2. Incumbe ao juiz sentenciante a verificação da possibilidade de se estabelecer um regime inicial mais brando, tendo em vista a detração no caso concreto. Notabiliza-se que o mencionado artigo não evidencia progressão de regime, motivo pelo qual não há falar em exame dos critérios objetivo (lapso temporal) e subjetivo (comportamento carcerário), até porque tal avaliação invadiria a competência do Juízo das Execuções prevista no art. 66, III, b, da Lei de Execuções Penais" (HC n. 321.808/SP, Rel. Ministra Maria Thereza de Assis Moura, DJe 18/6/2015)
3. Considerando que o Tribunal de origem alterou a sentença condenatória no tocante à dosimetria da reprimenda, cabe a ele a análise do instituto da detração, nos termos do art. 387, § 2º, do Código de Processo Penal, mormente, porque esta Corte Superior não possui informações precisas acerca de quanto tempo o acusado efetivamente esteve preso provisoriamente.
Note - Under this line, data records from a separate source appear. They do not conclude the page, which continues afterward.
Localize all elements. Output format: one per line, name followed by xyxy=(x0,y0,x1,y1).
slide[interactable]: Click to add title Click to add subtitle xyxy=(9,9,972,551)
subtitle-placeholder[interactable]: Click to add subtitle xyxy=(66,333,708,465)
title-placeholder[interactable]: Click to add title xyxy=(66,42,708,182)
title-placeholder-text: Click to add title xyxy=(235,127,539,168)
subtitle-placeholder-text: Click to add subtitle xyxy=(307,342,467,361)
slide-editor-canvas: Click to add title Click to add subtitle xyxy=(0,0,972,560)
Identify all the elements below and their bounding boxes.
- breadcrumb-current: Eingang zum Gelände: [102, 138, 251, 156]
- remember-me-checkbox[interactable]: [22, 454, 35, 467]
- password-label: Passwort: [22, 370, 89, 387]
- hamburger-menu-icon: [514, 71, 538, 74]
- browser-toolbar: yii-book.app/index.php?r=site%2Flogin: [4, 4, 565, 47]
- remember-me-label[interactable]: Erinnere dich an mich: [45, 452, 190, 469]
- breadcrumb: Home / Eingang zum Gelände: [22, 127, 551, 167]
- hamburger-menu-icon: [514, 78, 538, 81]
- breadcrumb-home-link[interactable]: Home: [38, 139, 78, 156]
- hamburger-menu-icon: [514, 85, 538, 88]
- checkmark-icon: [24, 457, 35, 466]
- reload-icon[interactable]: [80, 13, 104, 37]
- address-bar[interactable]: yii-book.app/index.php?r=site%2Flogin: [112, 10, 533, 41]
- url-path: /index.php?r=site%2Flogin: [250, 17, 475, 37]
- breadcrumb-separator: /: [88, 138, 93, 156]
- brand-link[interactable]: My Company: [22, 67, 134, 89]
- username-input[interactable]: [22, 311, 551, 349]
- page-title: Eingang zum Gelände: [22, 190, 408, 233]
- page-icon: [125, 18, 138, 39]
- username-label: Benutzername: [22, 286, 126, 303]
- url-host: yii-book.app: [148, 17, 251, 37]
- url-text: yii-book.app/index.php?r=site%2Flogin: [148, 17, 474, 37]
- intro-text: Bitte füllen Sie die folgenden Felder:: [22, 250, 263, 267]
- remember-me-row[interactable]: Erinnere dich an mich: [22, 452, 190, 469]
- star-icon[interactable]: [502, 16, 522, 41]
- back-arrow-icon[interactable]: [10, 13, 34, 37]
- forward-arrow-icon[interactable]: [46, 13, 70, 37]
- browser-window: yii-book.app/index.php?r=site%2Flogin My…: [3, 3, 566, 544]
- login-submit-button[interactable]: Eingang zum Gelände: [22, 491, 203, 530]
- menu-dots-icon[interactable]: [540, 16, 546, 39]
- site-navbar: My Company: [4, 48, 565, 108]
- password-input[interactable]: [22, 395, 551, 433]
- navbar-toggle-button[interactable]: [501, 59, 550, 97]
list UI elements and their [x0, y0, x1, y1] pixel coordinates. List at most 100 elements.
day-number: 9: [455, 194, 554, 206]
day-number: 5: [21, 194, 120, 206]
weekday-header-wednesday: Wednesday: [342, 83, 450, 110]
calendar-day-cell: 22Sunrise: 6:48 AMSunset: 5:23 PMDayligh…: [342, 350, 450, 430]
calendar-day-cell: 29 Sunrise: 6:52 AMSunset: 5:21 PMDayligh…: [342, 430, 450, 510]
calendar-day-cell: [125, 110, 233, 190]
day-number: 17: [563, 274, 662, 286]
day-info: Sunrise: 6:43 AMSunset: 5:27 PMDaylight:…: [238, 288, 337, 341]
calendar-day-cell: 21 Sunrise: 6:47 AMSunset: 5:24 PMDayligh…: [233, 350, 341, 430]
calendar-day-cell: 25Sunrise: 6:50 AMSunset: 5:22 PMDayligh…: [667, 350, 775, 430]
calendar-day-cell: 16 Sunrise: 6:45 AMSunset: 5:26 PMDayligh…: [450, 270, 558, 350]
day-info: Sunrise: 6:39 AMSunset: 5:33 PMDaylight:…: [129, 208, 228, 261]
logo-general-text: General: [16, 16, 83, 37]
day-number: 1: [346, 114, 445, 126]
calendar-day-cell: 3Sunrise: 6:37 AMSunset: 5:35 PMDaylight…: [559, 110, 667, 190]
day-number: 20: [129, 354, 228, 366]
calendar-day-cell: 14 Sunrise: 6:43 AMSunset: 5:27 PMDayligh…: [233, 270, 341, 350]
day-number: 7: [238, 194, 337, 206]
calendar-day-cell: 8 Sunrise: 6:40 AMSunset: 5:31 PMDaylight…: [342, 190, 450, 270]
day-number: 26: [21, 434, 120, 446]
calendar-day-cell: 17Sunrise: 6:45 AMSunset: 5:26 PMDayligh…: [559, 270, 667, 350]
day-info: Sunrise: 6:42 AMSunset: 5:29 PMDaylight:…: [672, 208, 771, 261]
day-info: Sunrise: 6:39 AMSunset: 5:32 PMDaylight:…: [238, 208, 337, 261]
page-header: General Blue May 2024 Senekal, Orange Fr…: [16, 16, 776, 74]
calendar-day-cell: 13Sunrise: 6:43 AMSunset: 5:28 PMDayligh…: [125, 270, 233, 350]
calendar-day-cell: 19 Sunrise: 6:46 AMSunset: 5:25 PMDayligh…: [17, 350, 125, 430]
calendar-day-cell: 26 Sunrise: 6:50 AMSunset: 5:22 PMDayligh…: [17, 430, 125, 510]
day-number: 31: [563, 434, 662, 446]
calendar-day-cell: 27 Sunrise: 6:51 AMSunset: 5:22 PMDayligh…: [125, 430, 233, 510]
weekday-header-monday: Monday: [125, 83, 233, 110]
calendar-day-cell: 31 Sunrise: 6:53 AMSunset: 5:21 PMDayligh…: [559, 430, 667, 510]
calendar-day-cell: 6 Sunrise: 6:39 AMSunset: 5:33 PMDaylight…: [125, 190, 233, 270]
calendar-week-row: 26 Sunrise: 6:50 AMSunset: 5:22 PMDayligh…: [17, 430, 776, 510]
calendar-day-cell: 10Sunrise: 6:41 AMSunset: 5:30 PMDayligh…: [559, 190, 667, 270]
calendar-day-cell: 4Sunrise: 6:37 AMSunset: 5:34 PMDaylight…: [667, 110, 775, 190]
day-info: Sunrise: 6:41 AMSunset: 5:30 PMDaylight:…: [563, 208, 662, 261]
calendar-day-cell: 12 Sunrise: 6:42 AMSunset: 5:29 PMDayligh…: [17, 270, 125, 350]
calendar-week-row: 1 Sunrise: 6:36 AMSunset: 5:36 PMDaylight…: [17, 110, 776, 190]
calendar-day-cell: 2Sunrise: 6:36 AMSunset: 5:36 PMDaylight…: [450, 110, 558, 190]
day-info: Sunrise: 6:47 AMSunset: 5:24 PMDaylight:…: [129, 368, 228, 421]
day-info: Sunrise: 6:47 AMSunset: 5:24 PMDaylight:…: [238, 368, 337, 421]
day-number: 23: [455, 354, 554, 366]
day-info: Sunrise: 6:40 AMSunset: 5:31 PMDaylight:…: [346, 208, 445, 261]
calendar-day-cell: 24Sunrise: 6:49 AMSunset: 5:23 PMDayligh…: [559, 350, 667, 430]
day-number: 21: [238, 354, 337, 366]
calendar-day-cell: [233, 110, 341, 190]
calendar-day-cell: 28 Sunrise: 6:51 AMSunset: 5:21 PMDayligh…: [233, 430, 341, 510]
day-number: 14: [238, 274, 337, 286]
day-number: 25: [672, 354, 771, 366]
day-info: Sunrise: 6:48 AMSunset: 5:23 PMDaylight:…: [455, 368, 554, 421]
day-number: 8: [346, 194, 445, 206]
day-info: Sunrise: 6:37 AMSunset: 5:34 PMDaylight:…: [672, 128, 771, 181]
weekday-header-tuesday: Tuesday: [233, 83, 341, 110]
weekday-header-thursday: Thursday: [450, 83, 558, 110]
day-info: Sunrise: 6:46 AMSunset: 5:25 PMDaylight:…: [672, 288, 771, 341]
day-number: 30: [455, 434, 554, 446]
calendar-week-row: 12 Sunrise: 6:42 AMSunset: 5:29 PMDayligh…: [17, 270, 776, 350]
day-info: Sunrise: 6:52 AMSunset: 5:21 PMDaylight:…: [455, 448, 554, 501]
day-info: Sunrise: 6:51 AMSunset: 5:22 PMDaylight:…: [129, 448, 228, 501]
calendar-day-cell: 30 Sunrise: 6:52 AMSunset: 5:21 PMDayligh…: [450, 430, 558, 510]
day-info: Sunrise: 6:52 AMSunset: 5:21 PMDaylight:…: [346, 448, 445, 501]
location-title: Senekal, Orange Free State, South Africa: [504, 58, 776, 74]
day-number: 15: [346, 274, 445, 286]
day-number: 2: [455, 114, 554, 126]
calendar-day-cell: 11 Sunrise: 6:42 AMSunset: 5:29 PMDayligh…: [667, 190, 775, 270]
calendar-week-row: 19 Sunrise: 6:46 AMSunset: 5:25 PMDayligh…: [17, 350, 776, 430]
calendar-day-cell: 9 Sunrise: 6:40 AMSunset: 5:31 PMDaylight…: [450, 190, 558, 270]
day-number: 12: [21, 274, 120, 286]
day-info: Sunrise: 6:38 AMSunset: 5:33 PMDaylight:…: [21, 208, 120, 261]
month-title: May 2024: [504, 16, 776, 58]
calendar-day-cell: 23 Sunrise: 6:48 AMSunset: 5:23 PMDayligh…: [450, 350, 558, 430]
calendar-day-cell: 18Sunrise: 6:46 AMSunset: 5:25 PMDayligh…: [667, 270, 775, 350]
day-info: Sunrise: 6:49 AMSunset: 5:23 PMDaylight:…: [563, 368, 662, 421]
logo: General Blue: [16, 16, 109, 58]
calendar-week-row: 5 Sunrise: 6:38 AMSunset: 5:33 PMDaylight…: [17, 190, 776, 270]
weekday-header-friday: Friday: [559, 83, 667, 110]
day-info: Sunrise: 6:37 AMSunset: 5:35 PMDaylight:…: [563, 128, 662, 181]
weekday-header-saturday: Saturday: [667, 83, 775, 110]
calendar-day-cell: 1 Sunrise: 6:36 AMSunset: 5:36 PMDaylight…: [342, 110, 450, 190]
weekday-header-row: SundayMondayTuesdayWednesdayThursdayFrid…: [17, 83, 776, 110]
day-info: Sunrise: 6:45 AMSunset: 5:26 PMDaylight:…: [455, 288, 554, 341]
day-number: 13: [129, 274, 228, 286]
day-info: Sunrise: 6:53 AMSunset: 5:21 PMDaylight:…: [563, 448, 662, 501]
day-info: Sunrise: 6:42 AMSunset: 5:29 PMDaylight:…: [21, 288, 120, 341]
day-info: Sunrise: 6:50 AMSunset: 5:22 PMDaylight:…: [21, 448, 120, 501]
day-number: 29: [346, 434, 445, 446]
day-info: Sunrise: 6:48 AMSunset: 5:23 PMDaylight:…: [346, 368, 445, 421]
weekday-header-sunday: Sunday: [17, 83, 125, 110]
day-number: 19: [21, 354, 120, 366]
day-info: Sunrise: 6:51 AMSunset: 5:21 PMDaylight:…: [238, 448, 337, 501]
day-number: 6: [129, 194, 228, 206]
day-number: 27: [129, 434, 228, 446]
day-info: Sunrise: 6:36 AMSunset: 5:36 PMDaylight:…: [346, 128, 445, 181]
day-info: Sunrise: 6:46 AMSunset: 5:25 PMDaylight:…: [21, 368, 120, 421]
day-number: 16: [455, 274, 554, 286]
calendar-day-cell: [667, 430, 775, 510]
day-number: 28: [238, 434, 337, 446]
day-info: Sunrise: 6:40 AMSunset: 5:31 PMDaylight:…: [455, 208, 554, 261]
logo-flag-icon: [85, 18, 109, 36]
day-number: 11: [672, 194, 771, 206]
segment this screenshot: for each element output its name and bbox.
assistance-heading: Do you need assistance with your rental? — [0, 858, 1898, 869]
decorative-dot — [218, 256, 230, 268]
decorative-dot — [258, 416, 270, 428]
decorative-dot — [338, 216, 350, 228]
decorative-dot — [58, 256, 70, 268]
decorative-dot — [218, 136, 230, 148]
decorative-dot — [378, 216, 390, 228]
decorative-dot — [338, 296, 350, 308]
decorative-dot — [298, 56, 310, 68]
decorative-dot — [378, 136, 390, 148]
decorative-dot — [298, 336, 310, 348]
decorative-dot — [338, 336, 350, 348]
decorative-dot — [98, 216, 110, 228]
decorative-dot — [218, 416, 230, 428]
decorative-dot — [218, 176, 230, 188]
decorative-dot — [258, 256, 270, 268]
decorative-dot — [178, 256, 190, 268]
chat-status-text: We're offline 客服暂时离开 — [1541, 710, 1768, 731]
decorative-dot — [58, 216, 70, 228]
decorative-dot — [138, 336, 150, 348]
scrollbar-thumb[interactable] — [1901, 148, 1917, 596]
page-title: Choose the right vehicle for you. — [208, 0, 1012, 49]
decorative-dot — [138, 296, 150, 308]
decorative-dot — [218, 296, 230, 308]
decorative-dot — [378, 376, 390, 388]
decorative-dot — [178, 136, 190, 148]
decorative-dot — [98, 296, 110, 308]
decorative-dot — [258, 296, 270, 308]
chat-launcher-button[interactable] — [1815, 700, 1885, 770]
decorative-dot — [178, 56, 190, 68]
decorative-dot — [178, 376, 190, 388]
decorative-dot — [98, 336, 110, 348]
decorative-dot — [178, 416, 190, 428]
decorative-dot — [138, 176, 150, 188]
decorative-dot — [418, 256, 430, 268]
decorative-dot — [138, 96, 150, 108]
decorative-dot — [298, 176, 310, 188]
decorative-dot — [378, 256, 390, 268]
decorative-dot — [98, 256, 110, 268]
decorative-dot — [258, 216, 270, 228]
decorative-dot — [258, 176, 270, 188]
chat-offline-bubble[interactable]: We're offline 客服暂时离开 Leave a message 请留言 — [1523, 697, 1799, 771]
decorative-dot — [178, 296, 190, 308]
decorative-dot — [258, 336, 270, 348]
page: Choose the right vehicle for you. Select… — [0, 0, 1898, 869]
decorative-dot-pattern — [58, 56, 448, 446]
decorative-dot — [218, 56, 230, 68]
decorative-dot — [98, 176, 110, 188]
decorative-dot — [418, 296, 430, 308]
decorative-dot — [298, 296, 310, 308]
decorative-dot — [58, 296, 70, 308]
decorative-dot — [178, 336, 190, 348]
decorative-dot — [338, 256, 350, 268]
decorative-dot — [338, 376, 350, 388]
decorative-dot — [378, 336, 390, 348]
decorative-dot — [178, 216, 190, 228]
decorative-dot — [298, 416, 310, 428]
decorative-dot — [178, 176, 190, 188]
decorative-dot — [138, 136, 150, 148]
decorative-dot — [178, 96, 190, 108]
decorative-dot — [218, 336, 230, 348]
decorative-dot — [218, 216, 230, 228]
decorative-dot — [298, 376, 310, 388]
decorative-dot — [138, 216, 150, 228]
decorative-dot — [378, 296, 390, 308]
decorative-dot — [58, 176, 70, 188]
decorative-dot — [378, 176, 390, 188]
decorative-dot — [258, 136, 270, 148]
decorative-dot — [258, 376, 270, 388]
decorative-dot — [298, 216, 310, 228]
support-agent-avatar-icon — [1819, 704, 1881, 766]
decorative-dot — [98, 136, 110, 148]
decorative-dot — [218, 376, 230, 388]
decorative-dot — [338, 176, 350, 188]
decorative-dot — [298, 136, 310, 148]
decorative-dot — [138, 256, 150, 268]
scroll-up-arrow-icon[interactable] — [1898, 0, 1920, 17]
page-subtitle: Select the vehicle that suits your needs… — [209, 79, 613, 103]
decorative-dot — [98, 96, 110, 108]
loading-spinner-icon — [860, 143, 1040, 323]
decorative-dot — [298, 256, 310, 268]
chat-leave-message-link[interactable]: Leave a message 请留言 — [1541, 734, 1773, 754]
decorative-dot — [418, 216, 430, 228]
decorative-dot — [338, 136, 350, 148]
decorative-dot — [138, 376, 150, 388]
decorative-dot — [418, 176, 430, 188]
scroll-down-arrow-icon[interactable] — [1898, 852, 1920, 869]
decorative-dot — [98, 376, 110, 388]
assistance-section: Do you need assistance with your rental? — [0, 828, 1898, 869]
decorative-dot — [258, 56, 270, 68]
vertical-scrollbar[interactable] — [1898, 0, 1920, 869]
4. Agravo regimental não provido. Habeas Corpus concedido, de ofício, para determinar que a Corte estadual aplique o instituto da detração em favor do recorrente, fixando-lhe o regime de cumprimento de pena que entender adequado.
(STJ, AgRg no AREsp 1021073/TO, Rel. Ministro ROGERIO SCHIETTI CRUZ, SEXTA TURMA, julgado em 26/09/2017, DJe 02/10/2017) [grifo nosso]
HABEAS CORPUS SUBSTITUTIVO DE RECURSO PRÓPRIO. NÃO CABIMENTO. TRÁFICO DE DROGAS. PENA INFERIOR A 4 ANOS. PENA-BASE NO MÍNIMO LEGAL. REGIME FECHADO. GRAVIDADE CONCRETA DO DELITO. CONSTRANGIMENTO ILEGAL EVIDENCIADO. POSSIBILIDADE DE FIXAÇÃO DE REGIME PRISIONAL INTERMEDIÁRIO. ART. 33, § 3º, DO CÓDIGO PENAL - CP E ART. 42 DA LEI N. 11.343/06. DETRAÇÃO DO TEMPO DE PRISÃO CAUTELAR PARA ALTERAÇÃO DO REGIME INICIAL. AUSÊNCIA DE INFORMAÇÕES SUFICIENTES NOS AUTOS PARA CARACTERIZAÇÃO DO CONSTRANGIMENTO ILEGAL. ANÁLISE PELO JUÍZO DAS EXECUÇÕES. HABEAS CORPUS NÃO CONHECIDO. ORDEM CONCEDIDA DE OFÍCIO.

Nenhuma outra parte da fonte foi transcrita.